Deben imponerse las COSTAS procesales derivadas del presente Recurso, a la parte recurrente, con pérdida, en su caso, del DEPOSITO que se haya podido constituir (art. 1715-3 LEC .), al que se dará, en su caso, el destino legal correspondiente.

VISTOS los preceptos legales citados, y de general y pertinente aplicación al caso.

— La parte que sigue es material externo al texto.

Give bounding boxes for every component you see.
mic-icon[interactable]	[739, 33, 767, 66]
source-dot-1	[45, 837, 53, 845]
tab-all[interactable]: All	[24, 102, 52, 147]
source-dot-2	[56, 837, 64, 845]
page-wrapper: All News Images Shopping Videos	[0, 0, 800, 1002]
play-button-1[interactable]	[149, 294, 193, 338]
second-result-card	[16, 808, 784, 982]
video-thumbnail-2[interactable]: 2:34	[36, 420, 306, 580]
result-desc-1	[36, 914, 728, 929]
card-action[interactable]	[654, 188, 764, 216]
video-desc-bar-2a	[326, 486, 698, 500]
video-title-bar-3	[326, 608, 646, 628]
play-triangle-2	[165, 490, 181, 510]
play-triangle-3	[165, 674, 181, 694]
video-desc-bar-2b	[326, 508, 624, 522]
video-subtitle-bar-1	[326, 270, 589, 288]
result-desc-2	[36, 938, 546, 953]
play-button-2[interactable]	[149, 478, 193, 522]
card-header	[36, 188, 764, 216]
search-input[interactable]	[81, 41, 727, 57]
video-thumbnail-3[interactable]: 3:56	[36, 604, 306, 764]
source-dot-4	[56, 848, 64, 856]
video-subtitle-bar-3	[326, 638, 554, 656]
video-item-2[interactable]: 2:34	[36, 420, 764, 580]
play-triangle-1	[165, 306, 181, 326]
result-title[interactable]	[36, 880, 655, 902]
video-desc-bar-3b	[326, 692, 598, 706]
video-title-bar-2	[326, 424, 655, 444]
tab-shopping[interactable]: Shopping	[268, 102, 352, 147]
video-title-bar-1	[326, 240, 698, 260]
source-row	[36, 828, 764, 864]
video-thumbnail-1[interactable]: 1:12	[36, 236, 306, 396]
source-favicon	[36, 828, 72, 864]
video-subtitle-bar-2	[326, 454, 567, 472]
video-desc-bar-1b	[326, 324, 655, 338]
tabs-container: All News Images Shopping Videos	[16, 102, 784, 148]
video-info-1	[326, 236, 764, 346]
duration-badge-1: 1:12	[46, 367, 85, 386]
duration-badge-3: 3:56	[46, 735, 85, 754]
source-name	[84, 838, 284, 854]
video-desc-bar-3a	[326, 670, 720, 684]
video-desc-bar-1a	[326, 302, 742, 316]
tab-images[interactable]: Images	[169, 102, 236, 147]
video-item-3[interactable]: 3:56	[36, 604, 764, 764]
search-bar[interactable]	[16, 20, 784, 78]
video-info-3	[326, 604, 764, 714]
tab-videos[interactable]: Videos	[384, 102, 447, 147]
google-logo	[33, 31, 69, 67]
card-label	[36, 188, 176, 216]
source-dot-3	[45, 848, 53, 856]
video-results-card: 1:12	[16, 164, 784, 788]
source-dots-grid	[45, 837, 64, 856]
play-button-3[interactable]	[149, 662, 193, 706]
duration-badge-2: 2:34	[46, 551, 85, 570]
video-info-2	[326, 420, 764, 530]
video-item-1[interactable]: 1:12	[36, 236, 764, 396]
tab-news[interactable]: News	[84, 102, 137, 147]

Por lo expuesto, en nombre del Rey y por la autoridad conferida por el pueblo español

FALLAMOS

Debemos desestimar y DESESTIMAMOS el Recurso de CASACION, interpuesto, ante esta Sala en las presentes actuaciones, por la representación procesal del recurrente (demandante y apelante), DON Julián

, contra la SENTENCIA, dictada en las mismas por la ILTMA. AUDIENCIA PROVINCIAL DE ALBACETE, "Sección Unica", de fecha 16 de febrero de 2000, en autos de Juicio declarativo de Menor Cuantía nº 32/1998, procedentes del Juzgado de Primera Instancia de Albacete núm. Cinco (5), declarando NO HABER LUGAR al mismo; y con expresa imposición de las COSTAS procesales derivadas del presente Recurso, y con pérdida, en su caso, del DEPOSITO que se hubiese constituido, a y por la parte recurrente. Así por esta nuestra sentencia, que se insertará en la COLECCIÓN LEGISLATIVA pasándose al efecto las copias necesarias, lo pronunciamos, mandamos y firmamos .-JUAN ANTONIO XIOL RIOS.-JOSE RAMON FERRANDIZ GABRIEL.- RAFAEL RUIZ DE LA CUESTA CASCAJARES.- Firmado y Rubricado.-PUBLICACIÓN.- Leída y publicada fue la anterior sentencia por el EXCMO. SR. D. Rafael Ruiz de la Cuesta Cascajares, Ponente que ha sido en el trámite de los presentes autos, estando celebrando Audiencia Pública la Sala Primera del Tribunal Supremo, en el día de hoy; de lo que como Secretario de la misma, certifico.